Taking &HAABBGGRR as an example, &HAABBGGRR is a hexadecimal format used to represent colors, including transparency and the color value itself. This format is used to define subtitle color attributes like PrimaryColour, OutlineColour, and BackColour.

Meaning as follows:

  • AA: Transparency (Alpha channel), indicates the color's transparency.
  • BB: Blue component.
  • GG: Green component.
  • RR: Red component.

The specific byte order is: Alpha (transparency) - Blue - Green - Red.

If you don't want to use transparency, you can simply ignore the value in the AA position, e.g., &HBBGGRR is sufficient.

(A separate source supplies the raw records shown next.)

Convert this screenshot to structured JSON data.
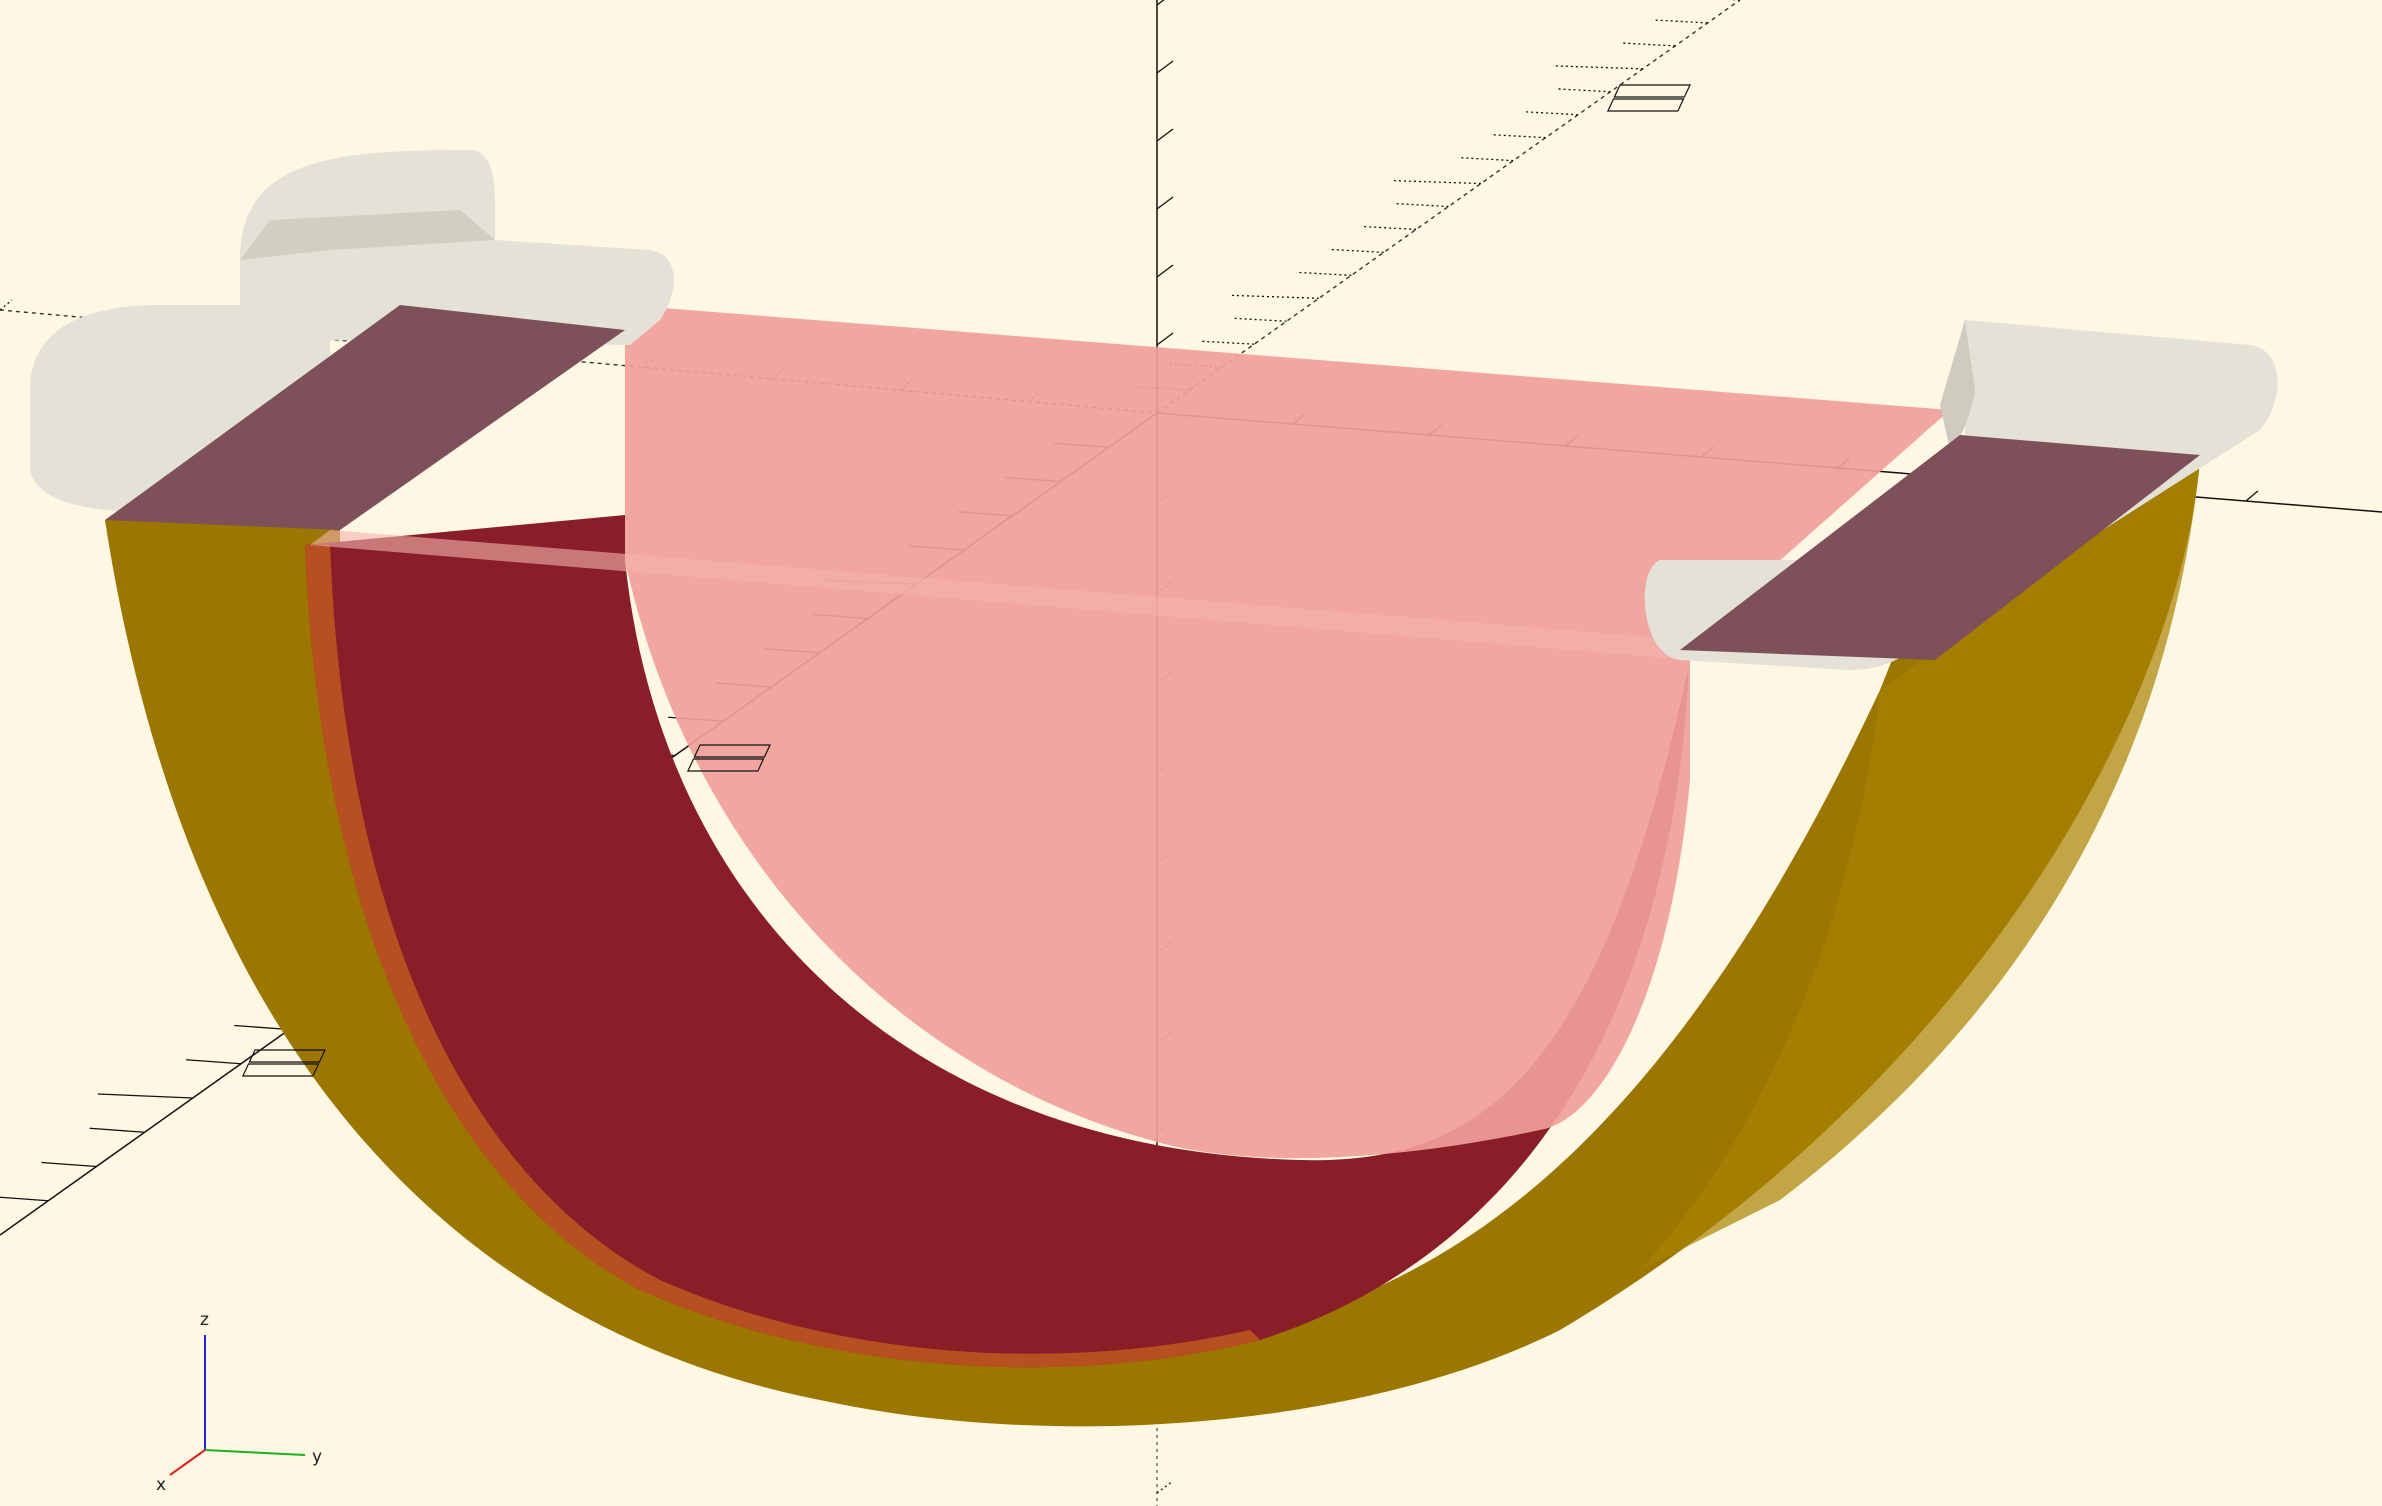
{
  "viewport": {
    "background_color": "#fdf7e3"
  },
  "axis_indicator": {
    "x_label": "x",
    "y_label": "y",
    "z_label": "z",
    "x_color": "#e02020",
    "y_color": "#20b020",
    "z_color": "#2020e0"
  },
  "scale_markers": {
    "marker_a": "",
    "marker_b": "",
    "marker_c": ""
  },
  "model": {
    "bowl_outer_color": "#9b7600",
    "bowl_inner_color": "#8a1e28",
    "cap_color": "#f0a09a",
    "bracket_color": "#e4e1d6",
    "clamp_pad_color": "#7e5059"
  }
}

Transparency and Color Values

  • Fully Transparent: Color is completely transparent, i.e., invisible. Represented as &H00BBGGRR, where the AA part is 00 (fully transparent).

    Example:

    plaintext
    &H00FFFFFF
    • Here, &H00FFFFFF means fully transparent white. Transparency is 00 (fully transparent), color is FFFFFF (white).
  • Fully Opaque: Color is completely opaque, i.e., the color appears most prominently. Represented as &HFFBBGGRR, where the AA part is FF (fully opaque).

    Example:

    plaintext
    &HFF000000
    • Here, &HFF000000 means fully opaque black. Transparency is FF (fully opaque), color is 000000 (black).

Actual Color Examples

  1. Fully Transparent Red:

    plaintext
    &H00FF0000
    • Transparency 00 (fully transparent), color FF0000 (red).
  2. Fully Opaque Green:

    plaintext
    &HFF00FF00
    • Transparency FF (fully opaque), color 00FF00 (green).
  • In &HAABBGGRR, the AA part controls transparency, and BB, GG, RR parts control the color.
  • Fully Transparent: Transparency 00, e.g., &H00FF0000 means fully transparent red.
  • Fully Opaque: Transparency FF, e.g., &HFFFF0000 means fully opaque red.